Test Time Augmentation (TTA): During inference or validation, creating multiple versions of each image, using data augmentation, and then taking the average or maximum of the predictions for each augmented version of the image.

  • Traditionally we use to perform training data augmentation with different techniques.
  • When it comes to validation set, the fastAI for instance applies the center cropping.
  • Center cropping is useful in some use cases but not all.
  • This is because cropping from center may entirely discard any images on the borders. Instead on way would be to stretch and squish instead of cropping.
  • However this becomes a hectic problem for model to learn those new patterns.
  • Another way would be to select a number of areas to crop from the original rectangular image, pass each of them through our model, and take the maximum or average of the predictions.
  • We could do this around different values across all of our test time augmentation parameters. This is known as /test time augmentation/ (TTA).

Step 7: Trying TTA

preds,targs = learn.tta()
accuracy(preds, targs).item() 


  • We can see that the above technique has turned out well on improving accuracy to about 87.5%.
  • However the above process slows down the inference by number of times we are averaging for TTA. So we can try another technique called Mixup.


  • Mixup is a very powerful data augmentation technique that can provide dramatically higher accuracy, especially when you don’t have much data and don’t have a pre-trained model that was trained on data similar to your dataset.
  • Mixup technique talks about the data augmentation for the specific kind of dataset and fine tuned as needed.

Mixup works as follows, for each image:

  • Picking a random image from your dataset.
  • Picking a weight at random.
  • Taking a weighted average (from step 2) of the selected image with your image; this will be your independent variable.
  • Taking a weighted average (with the same weight) of this image’s labels with your image’s labels; this will be your dependent variable.
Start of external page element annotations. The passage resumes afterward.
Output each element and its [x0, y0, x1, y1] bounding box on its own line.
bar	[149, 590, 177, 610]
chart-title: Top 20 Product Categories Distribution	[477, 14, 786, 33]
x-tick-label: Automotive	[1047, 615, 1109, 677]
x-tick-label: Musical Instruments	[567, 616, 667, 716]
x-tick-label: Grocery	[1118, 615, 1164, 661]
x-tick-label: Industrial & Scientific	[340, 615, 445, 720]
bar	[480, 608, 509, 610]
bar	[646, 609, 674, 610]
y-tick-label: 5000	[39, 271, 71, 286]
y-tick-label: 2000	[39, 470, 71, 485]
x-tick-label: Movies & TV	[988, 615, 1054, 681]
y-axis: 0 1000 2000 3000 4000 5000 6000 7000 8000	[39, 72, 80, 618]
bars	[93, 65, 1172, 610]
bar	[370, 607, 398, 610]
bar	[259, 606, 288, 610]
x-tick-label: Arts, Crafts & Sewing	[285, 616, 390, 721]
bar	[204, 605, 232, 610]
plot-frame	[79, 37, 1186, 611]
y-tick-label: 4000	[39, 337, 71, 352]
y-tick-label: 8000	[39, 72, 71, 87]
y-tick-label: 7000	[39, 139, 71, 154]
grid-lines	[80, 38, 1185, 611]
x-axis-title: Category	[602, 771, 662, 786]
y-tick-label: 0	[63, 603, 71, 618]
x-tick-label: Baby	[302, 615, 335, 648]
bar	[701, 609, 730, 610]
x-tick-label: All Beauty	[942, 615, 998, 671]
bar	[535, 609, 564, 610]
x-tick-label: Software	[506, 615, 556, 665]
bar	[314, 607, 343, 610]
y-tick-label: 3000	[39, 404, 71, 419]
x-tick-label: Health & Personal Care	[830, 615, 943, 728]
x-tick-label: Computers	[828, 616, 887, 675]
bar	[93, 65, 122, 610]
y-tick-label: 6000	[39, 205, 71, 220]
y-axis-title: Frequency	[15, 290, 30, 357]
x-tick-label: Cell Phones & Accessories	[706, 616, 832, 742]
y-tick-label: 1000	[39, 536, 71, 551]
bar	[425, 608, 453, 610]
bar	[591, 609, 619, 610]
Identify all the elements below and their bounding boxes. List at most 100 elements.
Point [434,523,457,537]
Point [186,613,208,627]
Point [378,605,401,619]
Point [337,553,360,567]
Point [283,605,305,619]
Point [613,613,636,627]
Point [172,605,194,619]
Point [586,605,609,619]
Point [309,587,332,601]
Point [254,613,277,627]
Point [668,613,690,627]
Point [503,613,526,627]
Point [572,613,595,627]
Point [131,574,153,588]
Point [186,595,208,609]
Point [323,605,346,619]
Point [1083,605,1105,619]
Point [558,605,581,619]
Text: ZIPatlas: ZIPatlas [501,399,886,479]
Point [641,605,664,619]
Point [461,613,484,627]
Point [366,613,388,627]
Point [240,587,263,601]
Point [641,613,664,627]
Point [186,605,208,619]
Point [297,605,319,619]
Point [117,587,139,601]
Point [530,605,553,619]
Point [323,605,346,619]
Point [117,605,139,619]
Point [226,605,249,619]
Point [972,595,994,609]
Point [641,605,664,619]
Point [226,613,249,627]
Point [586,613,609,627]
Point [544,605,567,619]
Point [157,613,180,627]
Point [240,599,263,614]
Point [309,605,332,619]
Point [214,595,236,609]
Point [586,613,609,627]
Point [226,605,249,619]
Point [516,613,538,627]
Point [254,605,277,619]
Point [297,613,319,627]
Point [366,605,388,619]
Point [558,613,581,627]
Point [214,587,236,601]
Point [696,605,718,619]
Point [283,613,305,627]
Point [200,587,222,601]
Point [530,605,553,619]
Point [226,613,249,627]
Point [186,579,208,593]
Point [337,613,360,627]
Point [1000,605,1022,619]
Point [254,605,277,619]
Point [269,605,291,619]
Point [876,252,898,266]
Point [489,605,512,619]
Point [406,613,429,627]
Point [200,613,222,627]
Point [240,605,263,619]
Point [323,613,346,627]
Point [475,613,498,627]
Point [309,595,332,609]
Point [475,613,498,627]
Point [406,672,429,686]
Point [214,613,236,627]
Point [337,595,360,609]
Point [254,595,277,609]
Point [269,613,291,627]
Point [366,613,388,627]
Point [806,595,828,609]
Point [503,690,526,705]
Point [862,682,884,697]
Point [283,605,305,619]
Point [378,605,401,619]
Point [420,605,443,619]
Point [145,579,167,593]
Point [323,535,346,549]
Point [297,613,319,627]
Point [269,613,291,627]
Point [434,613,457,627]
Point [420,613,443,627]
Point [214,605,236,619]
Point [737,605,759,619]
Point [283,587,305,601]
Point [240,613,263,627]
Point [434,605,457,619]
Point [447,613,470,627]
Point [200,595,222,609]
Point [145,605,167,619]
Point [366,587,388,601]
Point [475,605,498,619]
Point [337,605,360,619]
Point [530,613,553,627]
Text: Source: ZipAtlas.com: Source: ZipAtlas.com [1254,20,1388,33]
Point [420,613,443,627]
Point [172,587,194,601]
Note: For mixup, the targets need to be one-hot encoded.

  • One of the reasons that Mixup is so exciting is that it can be applied to types of data other than photos.
  • But, the issue with this technique might be the labels getting bigger than 0 or smaller than one as opposed to the one-hot encodings.
  • So, we can handle this through label smoothing.

Label Smoothing

  • In “Classification Problems”, our targets are one-hot encoded, which means we have the the model return either 0 or 1.
  • Even a smallest of the difference like 0.999 will encourage the model to overfit and at inference the model that is not going to give meaningful probabilities.
  • Instead to avoid this we could replace all our 1s with a number a bit less than 1, and our 0s by a number a bit more than 0, and then train. This is called label smoothing.
  • And this will make the model generalize better.


  • All the techniques described above are kind of eye opening on how we can build techniques that could augment each other and sometimes better than others.
  • All these techniques will be applied to a real dataset and results will be published soon with description.